A perception of choice matters

  A crucial consideration is whether people feel the decision to take precautions is their own.

  In studies one of us conducted with a colleague, pizza-delivery drivers demonstrated safer driving overall when they chose to increase particular safe-driving behaviors. For instance, drivers at one store participated in setting a goal to stop completely at intersections at least 80% of the time, while at another store, management assigned drivers the 80% complete stopping goal. Drivers from both groups met that goal. But among the drivers who self-selected the target, there was a spillover effect: They increased their use of turn signals and lap-and-shoulder belts.

  A study early in the COVID-19 pandemic identified a similar spillover or response generalization effect. People who wore a face mask outdoors where mask-wearing was not mandated also maintained a greater interpersonal distance from others than did people without masks.

  In this case, as with the delivery drivers, one safe behavior spilled over to another safe behavior – the opposite of risk compensation – when people had the perception of personal choice.
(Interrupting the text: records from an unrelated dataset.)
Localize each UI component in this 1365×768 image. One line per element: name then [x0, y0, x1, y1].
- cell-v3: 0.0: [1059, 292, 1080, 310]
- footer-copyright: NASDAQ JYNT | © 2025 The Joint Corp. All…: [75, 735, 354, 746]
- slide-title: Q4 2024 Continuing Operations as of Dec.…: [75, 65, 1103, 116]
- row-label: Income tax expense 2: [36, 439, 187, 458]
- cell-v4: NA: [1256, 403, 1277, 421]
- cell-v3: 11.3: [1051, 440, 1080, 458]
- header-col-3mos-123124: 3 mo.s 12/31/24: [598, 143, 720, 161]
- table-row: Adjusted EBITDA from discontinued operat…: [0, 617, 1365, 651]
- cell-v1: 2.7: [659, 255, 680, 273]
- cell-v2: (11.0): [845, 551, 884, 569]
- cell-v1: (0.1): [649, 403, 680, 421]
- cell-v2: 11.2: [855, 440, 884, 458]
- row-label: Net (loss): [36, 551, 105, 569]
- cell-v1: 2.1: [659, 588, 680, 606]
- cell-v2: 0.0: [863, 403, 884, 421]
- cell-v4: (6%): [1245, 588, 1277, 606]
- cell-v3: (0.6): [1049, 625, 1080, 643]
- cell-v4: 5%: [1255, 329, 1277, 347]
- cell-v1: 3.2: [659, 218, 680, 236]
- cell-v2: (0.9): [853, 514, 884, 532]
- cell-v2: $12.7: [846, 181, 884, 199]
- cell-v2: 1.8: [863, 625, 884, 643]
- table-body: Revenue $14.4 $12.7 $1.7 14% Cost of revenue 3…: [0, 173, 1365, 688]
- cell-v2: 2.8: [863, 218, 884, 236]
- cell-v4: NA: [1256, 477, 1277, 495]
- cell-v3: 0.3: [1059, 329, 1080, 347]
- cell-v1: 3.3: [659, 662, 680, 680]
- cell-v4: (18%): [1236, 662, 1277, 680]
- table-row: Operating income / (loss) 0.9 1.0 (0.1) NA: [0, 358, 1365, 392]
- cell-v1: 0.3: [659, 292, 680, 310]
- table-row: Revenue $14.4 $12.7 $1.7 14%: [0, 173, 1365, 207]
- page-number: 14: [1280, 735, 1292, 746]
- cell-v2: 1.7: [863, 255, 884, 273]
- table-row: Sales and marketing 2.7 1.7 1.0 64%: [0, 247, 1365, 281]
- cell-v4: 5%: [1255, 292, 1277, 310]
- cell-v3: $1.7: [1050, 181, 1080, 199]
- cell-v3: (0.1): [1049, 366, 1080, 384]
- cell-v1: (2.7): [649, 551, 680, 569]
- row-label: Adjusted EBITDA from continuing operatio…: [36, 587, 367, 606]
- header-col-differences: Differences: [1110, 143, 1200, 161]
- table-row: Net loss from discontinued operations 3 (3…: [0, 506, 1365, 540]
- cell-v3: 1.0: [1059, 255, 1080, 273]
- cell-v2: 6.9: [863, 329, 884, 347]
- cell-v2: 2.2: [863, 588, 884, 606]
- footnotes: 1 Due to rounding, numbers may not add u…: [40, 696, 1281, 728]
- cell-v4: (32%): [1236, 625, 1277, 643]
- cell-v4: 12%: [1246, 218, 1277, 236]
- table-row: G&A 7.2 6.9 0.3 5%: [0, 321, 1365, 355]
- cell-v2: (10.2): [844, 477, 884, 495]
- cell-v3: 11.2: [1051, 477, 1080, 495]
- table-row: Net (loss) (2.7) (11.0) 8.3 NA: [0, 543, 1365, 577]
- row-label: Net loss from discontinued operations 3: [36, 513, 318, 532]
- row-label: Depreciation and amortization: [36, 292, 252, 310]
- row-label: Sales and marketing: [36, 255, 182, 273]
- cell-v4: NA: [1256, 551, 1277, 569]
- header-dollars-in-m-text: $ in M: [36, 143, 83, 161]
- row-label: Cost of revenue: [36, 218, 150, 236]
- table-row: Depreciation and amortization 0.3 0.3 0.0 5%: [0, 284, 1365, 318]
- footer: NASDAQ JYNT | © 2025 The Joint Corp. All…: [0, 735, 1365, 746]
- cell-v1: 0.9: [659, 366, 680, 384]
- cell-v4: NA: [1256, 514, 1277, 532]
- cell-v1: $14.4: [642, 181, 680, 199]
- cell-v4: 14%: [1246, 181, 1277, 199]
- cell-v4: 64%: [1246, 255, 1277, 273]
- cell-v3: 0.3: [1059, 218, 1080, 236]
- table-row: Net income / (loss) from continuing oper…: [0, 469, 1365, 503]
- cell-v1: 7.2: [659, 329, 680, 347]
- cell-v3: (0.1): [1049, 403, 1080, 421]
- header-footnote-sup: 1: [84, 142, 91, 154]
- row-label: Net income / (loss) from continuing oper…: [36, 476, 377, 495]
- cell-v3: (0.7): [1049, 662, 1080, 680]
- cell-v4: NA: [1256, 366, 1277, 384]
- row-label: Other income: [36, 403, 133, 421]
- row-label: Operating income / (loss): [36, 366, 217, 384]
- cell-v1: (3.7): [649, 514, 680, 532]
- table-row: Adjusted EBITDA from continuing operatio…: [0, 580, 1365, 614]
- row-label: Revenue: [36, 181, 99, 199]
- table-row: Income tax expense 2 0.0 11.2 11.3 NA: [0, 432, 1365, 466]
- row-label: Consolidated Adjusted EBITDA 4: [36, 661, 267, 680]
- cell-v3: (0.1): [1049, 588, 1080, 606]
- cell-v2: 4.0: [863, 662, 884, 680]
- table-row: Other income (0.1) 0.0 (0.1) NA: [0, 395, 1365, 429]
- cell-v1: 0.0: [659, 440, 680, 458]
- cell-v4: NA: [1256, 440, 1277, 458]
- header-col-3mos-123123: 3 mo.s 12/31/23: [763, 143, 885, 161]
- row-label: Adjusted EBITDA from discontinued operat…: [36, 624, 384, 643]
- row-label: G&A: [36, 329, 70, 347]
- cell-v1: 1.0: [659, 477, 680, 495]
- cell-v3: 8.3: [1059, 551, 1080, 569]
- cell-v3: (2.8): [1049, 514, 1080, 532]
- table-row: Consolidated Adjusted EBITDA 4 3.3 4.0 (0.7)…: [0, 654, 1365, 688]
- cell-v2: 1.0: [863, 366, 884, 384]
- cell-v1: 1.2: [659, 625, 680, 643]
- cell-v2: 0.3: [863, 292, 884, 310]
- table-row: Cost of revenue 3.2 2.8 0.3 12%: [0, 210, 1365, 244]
We believe perceived choice was the critical human dynamic that influenced people to generalize their safety behavior rather than compensate for the reduction in risk.

  Top-down rules and regulations can stifle a perception of choice and actually motivate people to intentionally do things that flout a safety mandate in order to assert their individual freedom or personal choice. People tend to bridle against the feeling of having a freedom taken away and will do what they can to regain it.

  “Click It or Ticket” and other management attempts to dictate safety come with disadvantages that might negate any safety gains. Letting people feel they have a say in the matter can decrease the amount of risk compensation they experience and increase a safety spillover effect.

  About the authors: Jesus M. de la Garza is a professor of civil engineering and Director of the School of Civil & Environmental Engineering and Earth Sciences at Clemson University. E. Scott Geller is an alumni distinguished professor of psychology and Director of the Center for Applied Behavior Systems at Virginia Tech. Sogand Hasanzadeh is an assistant professor of civil engineering at Purdue University.

  This article was published by The Conversation.